Again $\frac{f^{\text{'}}\left(x\right)}{1+f\left(x\right)}=1\Rightarrow \int \frac{f^{\text{'}}\left(x\right)dx}{1+f\left(x\right)}dx=\int dx$

$\Rightarrow ln\left(1+f\left(x\right)\right)=x+C$

$\Rightarrow ln \left[1+f\left(x\right)\right]=x \left(\because C=0\right)$

$\Rightarrow 1+f\left(x\right)=e^x$

$\Rightarrow f\left(x\right)=e^x-1 \Rightarrow f^{\text{'}}\left(x\right)=e^x$

$\Rightarrow {\mathrm{f}}^{\text{'}}\left(1\right)=\mathrm{e}$

Also, $f\left(x\right)$ is differentiable for every $x\in R$.
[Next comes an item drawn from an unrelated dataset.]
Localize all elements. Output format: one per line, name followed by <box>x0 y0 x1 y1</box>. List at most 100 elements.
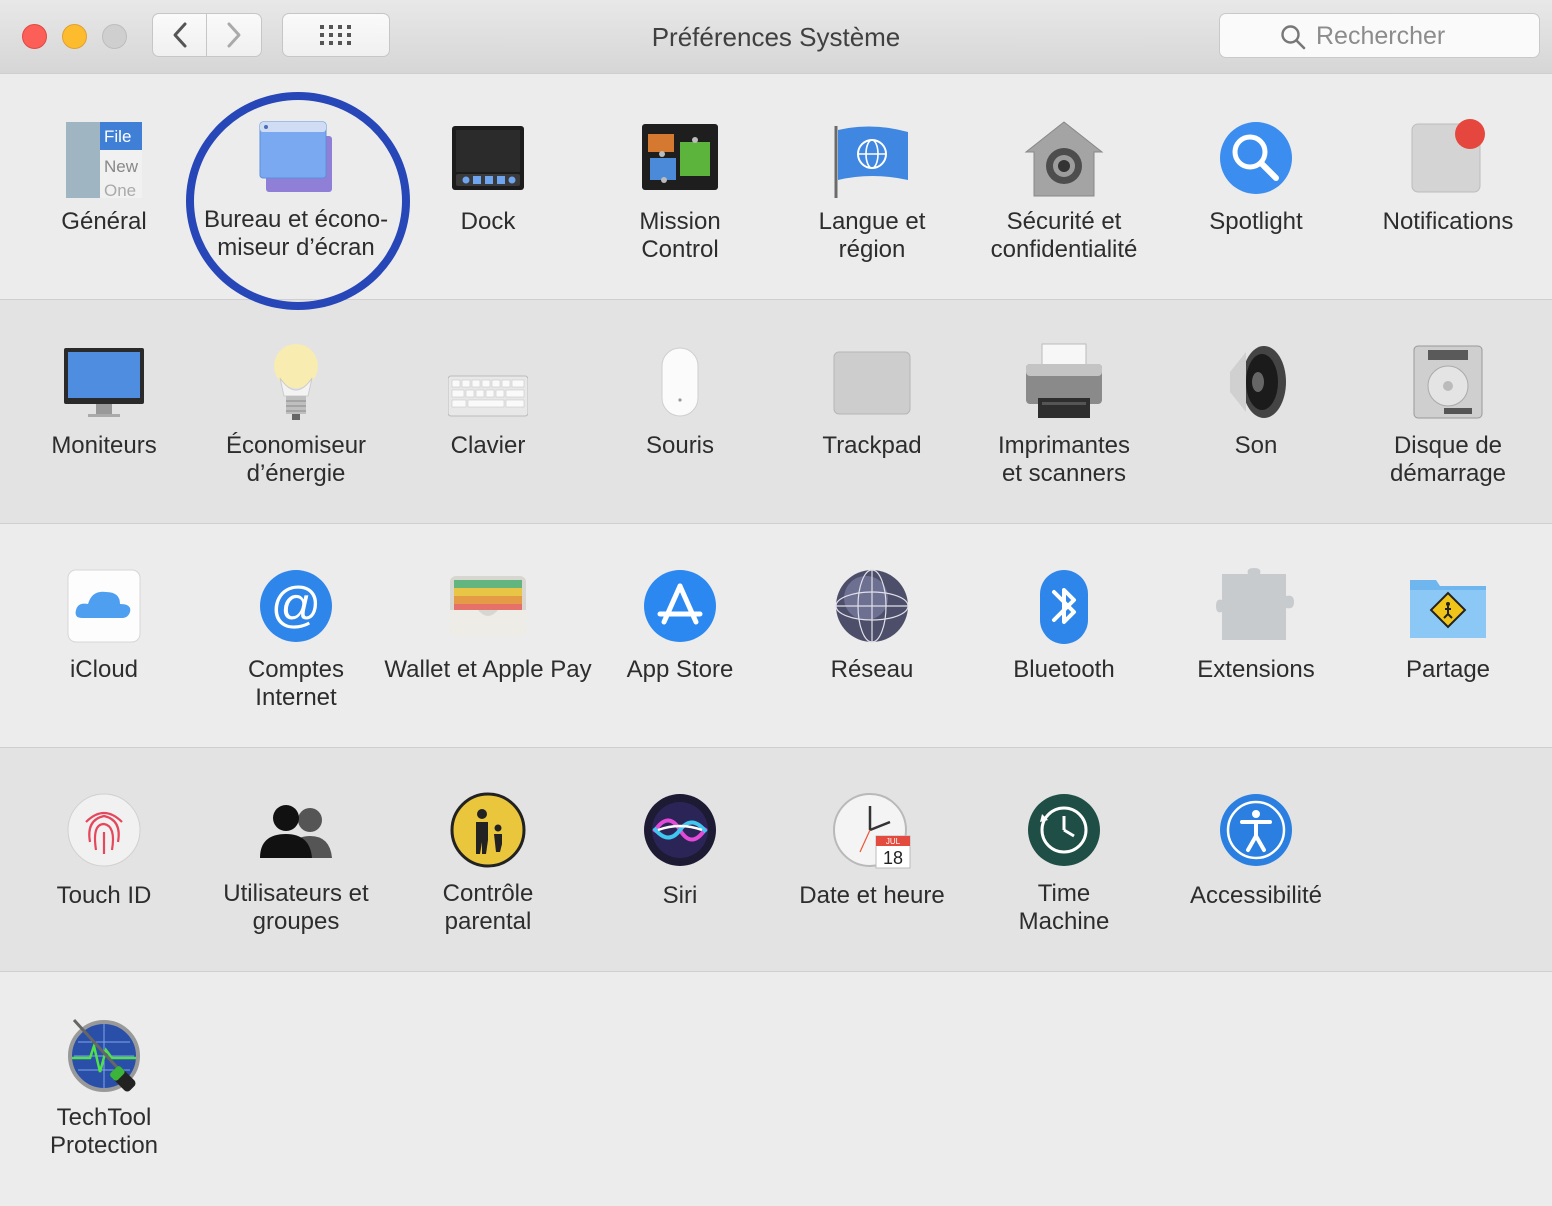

$g\left(x\right)=\frac{f\left(x\right)}{x}=\frac{e^x-1}{x} y^{\text{'}}\left(0^{+}\right)=\underset{h\to 0}{\lim }\frac{g\left(0+h\right)-g\left(0\right)}{h}$

If $g\left(0\right)=1$ then $g^{\text{'}}\left(0^{+}\right)=\underset{h\to 0}{\lim }\frac{\frac{e^h-1}{h}-1}{h}=\underset{h\to 0}{\lim }\frac{e^h-1-h}{h^2}=\frac{1}{2}$

$g^{\text{'}}\left(0^{-}\right)=\underset{h\to 0}{\lim }\frac{g\left(0-h\right)-g\left(0\right)}{-h}=\underset{h\to 0}{\lim }\frac{e^{-h}-1}{\frac{-h}{-h}}$

$\underset{h\to 0}{\lim }\frac{e^{-h}-1+h}{h^2}=\frac{1}{2}$

$\mathrm{g}\left(\mathrm{x}\right)$ is differentiable for every $x\in R$.